Democratic Governor Tom Wolf supports the spending plan, but has yet to say how he would handle an unbalanced budget bill. The main appropriations bill passed the Senate, 43-7, on Friday, the last day of the fiscal year. A House vote was expected within hours.

Meanwhile, lawmakers prepared to return to the Capitol next week to hash out a plan to come up with more than $2 billion to cover a two-year projected shortfall.

"There's another big piece of this that needs to be finished, right?" Senator Judy Schwank, D-Berks, said during floor comments before voting for the budget bill. "This isn't the way we normally pay our bills at home, or spend. We make sure that we've got the money first before we do this, we all know that, but now the really hard work is coming."

The governor's office says spending is virtually flat under the package. Counting the amounts above the last approved budget of $31.5 billion, the increase is nearly 3 percent.

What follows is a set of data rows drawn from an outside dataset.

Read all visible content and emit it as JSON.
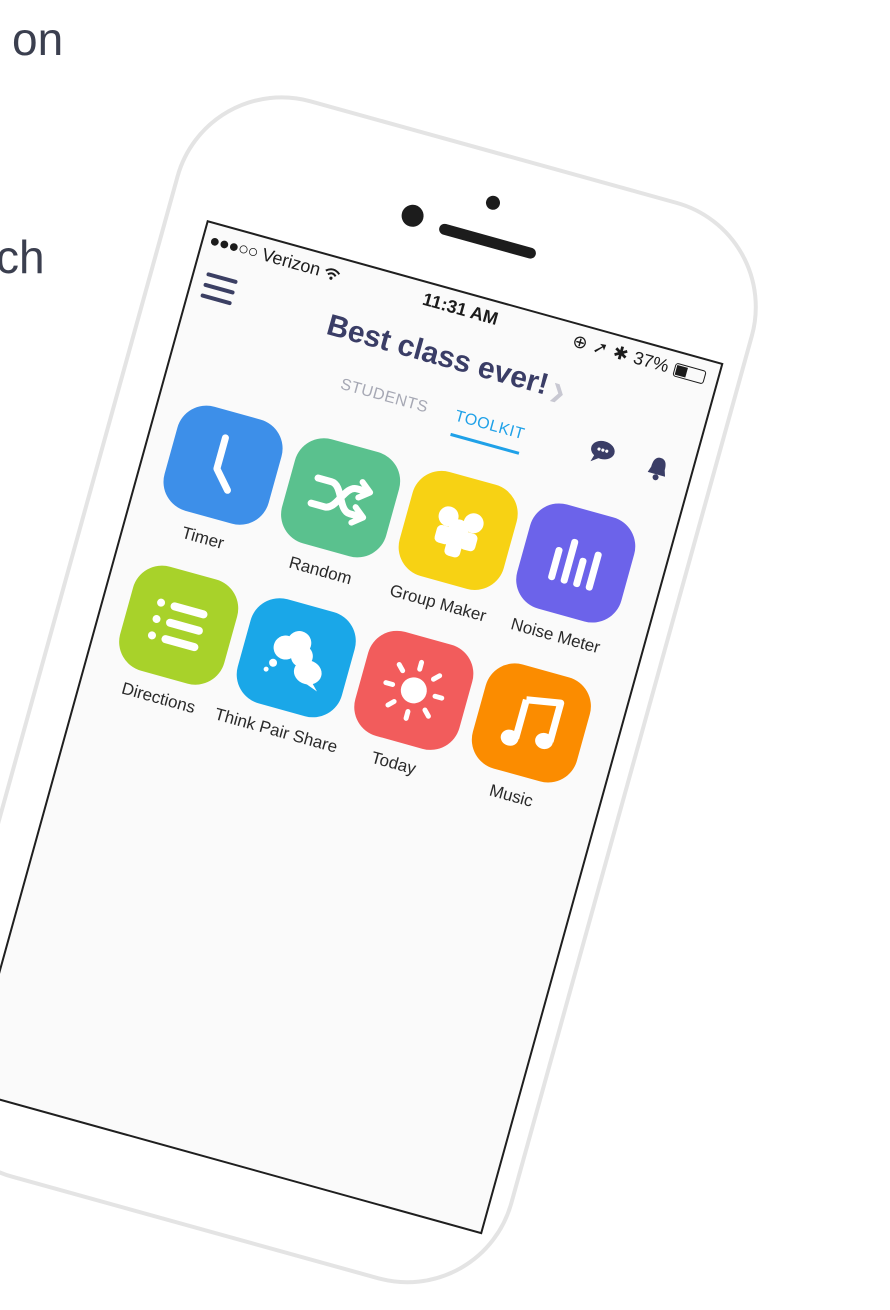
{
  "background": {
    "line1": "on",
    "line2": "ch"
  },
  "status_bar": {
    "signal": "●●●○○",
    "carrier": "Verizon",
    "time": "11:31 AM",
    "battery": "37%",
    "battery_level": 0.37
  },
  "header": {
    "class_name": "Best class ever!"
  },
  "tabs": [
    {
      "label": "STUDENTS",
      "active": false
    },
    {
      "label": "TOOLKIT",
      "active": true
    }
  ],
  "tools": [
    {
      "label": "Timer",
      "color": "#3d8fe9",
      "icon": "clock-icon"
    },
    {
      "label": "Random",
      "color": "#5ac18e",
      "icon": "shuffle-icon"
    },
    {
      "label": "Group Maker",
      "color": "#f7d214",
      "icon": "group-icon"
    },
    {
      "label": "Noise Meter",
      "color": "#6c63ea",
      "icon": "bars-icon"
    },
    {
      "label": "Directions",
      "color": "#a8d22a",
      "icon": "list-icon"
    },
    {
      "label": "Think Pair Share",
      "color": "#1aa7e8",
      "icon": "speech-bubbles-icon"
    },
    {
      "label": "Today",
      "color": "#f25c5c",
      "icon": "sun-icon"
    },
    {
      "label": "Music",
      "color": "#fb8c00",
      "icon": "music-note-icon"
    }
  ]
}
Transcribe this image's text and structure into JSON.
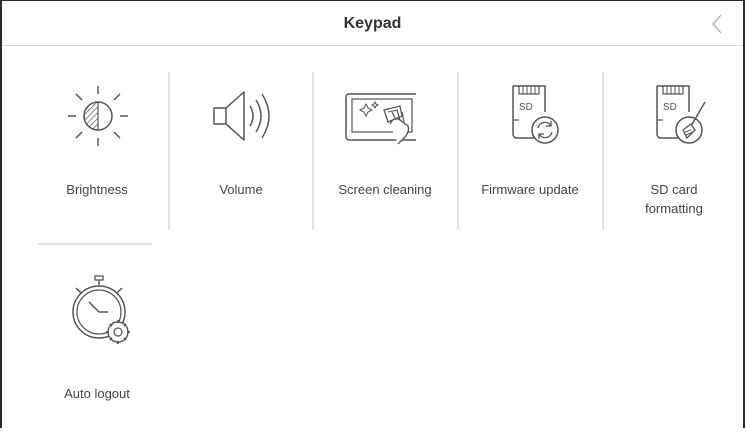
{
  "header": {
    "title": "Keypad",
    "back_icon": "chevron-left-icon"
  },
  "tiles": [
    {
      "label": "Brightness",
      "icon": "brightness-icon"
    },
    {
      "label": "Volume",
      "icon": "speaker-volume-icon"
    },
    {
      "label": "Screen cleaning",
      "icon": "screen-cleaning-icon"
    },
    {
      "label": "Firmware update",
      "icon": "sd-card-refresh-icon"
    },
    {
      "label": "SD card formatting",
      "icon": "sd-card-broom-icon"
    },
    {
      "label": "Auto logout",
      "icon": "stopwatch-gear-icon"
    }
  ],
  "colors": {
    "icon_stroke": "#555555",
    "separator": "#e2e2e2"
  }
}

Public schools straining with rising pension costs get a small increase of $100 million, or 2 percent, while the state's pension obligations also drove spending higher.

Services for adults with intellectual disabilities or autism are getting a big boost, in part to whittle down an emergency waiting list for in-home care services and bump pay for the first time in at least five years for people who work with the intellectually disabled.

Many other services will see no increase, while the plan asks Wolf's administration to find savings across its agency administrative budgets and in the Medicaid program that, including federal dollars, costs $30 billion and gives medical care to nearly one-in-four Pennsylvanians.

It also anticipates savings from a shrinking prison population, reversing years of cost growth.

For the second straight year, the Republican-controlled Legislature set itself up to send an on-time, bipartisan spending package to Wolf, but with no settled plan on how to pay for huge parts of it.

Last year, Wolf let the plan become law without his signature when the 10-day signing period expired, and lawmakers delivered a $1.3 billion funding package three days later.

The state government's entrenched post-recession deficit is aggravated this year by its biggest cash shortfall since 2010, sending anti-tax Republican majority leaders in search of ways to borrow a substantial chunk of the missing money.

That brought some criticism from lawmakers.

"I think it's wonderful that we provide services to people, but let's be upfront, let's be honest, let's tell people how we're going to pay for those services," Senator Andy Dinniman, D-Chester, said during floor debate before voting against it. "Everyone wants something, but no one wants to pay for something, and when you have a borrow-and-spend budget, we as a Legislature are doing exactly that."

Senator Tom Killion, R-Delaware, called the borrowing plan "Duct tape and Band-Aids."

The spending figure in the just-unveiled budget package falls between what Democratic Governor Tom Wolf had sought in his February proposal and what the House passed in April, strictly with Republican support.